Title: A Current Understanding of Ocular Immune Privilege
Volume: 7
Issue: 3
Author(s): Joan Stein-Streilein and Kenyatta Lucas
Affiliation:
Keywords:
Immune privilege, tolerance, immune homeostasis, T regulatory cells, Ocular Immunology, ocular tissue, Treg cells, ACAID, CD200, CD200R, FasL
Abstract: Immune privileged mechanisms allow the eye to be protected from the pathological consequences of inflammation by expressing immune responses that do not elicit inflammation. These mechanisms are established with rigor and very few experimental events have been capable of aborting immune privilege in the ocular environment. The multiple overlapping mechanisms that contribute to the totality of ocular immune privilege are reviewed here, in the light of contemporary knowledge of immune homeostasis throughout the organisms.
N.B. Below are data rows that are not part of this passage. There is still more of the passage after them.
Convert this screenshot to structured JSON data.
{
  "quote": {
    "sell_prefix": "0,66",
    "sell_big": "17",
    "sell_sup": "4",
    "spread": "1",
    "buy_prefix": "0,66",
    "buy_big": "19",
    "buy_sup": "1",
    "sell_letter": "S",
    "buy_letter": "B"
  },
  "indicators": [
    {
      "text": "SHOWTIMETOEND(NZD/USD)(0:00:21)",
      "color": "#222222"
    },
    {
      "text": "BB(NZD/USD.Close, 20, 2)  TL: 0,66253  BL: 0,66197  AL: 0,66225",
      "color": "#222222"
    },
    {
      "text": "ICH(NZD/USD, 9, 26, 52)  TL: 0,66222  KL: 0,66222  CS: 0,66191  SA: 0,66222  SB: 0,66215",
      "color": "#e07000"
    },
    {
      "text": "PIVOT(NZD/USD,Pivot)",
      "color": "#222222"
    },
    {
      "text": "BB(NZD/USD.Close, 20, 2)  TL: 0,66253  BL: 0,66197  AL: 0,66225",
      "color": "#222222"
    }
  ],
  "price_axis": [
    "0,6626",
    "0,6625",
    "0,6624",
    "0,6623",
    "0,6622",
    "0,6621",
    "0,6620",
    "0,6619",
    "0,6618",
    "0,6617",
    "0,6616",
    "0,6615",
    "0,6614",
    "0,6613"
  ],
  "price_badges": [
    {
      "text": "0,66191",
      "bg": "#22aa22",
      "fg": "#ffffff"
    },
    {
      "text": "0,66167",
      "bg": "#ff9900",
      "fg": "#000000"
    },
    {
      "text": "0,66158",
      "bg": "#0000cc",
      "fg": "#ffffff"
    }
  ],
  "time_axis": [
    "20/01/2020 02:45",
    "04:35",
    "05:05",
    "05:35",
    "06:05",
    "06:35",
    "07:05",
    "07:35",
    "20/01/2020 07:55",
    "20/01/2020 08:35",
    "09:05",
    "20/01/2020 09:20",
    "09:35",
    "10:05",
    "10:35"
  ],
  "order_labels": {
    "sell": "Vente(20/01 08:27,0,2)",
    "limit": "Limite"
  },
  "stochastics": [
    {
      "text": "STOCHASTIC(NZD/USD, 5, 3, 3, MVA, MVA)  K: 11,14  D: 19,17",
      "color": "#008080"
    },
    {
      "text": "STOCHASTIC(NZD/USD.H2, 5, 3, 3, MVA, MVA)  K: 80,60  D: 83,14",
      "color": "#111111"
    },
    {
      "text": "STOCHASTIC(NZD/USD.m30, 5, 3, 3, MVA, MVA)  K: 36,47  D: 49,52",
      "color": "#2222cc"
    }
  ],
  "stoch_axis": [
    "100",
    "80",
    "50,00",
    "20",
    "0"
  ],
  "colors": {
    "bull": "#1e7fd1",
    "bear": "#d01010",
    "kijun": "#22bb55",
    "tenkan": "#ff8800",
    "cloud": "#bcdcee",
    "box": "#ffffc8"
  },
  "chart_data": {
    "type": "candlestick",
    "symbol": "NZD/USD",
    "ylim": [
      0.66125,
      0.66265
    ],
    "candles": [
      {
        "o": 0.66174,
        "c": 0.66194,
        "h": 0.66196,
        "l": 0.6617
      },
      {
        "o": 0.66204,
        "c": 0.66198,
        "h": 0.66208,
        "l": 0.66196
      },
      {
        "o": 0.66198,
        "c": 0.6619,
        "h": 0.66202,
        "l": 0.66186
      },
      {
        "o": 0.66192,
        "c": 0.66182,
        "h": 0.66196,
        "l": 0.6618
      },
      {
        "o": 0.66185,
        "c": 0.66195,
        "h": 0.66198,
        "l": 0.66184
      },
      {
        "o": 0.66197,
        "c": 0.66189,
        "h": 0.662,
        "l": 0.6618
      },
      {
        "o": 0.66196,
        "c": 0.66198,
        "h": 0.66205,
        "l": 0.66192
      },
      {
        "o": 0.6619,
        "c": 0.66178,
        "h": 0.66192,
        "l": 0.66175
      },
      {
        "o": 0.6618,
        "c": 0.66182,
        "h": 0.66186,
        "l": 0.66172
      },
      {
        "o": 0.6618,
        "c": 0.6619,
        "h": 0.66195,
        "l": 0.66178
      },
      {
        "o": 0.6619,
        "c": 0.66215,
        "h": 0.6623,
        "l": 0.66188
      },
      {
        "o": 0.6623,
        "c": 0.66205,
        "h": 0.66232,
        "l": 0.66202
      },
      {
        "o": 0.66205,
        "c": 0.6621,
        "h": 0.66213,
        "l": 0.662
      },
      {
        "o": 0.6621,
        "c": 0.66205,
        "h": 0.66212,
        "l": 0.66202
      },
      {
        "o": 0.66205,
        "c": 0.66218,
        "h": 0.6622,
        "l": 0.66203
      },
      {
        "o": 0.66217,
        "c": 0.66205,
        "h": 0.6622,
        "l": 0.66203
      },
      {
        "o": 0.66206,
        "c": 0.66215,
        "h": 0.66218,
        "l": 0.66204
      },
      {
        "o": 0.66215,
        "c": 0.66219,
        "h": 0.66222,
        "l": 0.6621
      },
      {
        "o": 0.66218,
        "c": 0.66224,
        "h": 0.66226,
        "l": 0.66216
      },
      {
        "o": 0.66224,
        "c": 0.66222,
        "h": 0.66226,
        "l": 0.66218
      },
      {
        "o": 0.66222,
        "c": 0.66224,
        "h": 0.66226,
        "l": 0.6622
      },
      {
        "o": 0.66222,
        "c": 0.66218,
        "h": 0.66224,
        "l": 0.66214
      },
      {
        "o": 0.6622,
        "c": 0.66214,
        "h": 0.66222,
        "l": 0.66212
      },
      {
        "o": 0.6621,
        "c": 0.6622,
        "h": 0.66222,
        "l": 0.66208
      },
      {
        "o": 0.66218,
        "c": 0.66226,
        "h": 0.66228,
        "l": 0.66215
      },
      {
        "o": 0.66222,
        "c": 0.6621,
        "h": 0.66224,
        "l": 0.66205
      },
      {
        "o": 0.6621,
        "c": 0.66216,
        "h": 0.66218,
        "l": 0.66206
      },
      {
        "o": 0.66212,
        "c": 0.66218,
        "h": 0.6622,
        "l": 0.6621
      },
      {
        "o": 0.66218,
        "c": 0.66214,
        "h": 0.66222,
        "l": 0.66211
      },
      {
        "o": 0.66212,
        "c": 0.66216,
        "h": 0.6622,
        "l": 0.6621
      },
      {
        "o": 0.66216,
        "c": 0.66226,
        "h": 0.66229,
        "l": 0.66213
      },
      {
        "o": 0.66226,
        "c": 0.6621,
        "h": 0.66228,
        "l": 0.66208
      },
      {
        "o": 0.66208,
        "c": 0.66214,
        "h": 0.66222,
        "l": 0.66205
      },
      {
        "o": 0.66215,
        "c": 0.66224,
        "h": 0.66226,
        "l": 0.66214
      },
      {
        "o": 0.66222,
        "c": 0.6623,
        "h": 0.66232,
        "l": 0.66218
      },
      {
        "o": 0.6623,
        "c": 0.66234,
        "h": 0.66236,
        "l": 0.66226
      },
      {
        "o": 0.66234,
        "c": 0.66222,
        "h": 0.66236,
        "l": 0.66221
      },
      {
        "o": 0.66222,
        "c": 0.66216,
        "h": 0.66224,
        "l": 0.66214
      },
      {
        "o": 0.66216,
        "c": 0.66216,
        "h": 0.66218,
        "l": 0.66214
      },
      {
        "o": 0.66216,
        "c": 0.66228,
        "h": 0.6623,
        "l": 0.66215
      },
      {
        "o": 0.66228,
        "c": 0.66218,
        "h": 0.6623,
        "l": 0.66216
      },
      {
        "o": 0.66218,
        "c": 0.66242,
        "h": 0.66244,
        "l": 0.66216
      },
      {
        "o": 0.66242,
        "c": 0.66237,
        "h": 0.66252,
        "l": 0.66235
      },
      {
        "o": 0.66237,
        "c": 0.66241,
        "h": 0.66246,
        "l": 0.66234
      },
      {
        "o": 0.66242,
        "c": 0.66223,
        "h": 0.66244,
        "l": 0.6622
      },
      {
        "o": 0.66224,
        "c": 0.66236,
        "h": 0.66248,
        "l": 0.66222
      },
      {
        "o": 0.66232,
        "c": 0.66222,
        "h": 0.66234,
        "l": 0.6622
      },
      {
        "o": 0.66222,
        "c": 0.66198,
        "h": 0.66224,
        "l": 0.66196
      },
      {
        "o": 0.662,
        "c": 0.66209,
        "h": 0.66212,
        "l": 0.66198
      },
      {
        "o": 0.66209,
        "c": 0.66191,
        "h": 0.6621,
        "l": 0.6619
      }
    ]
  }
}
The review considers the regulatory mechanisms in terms of 1) physical and structural barriers that lessen the availability of immune cells to reach the eye; 2) activities that prevent the immune response from being activated in the ocular tissue; 3) events that actively induce apoptosis or anergy of the immune cells; 4) the protective system of the pigmented cells that line the border of the eye and prevent immune activation or actually modulate the function of the activated immune cells; and 5) mechanisms of anterior chamber immune deviation, ACAID, a paradigm of mechanisms that induces Treg cells in the periphery to seed the local area and is proposed to contribute to self tolerance of ocular antigens. The consequences of losing immune privilege are considered.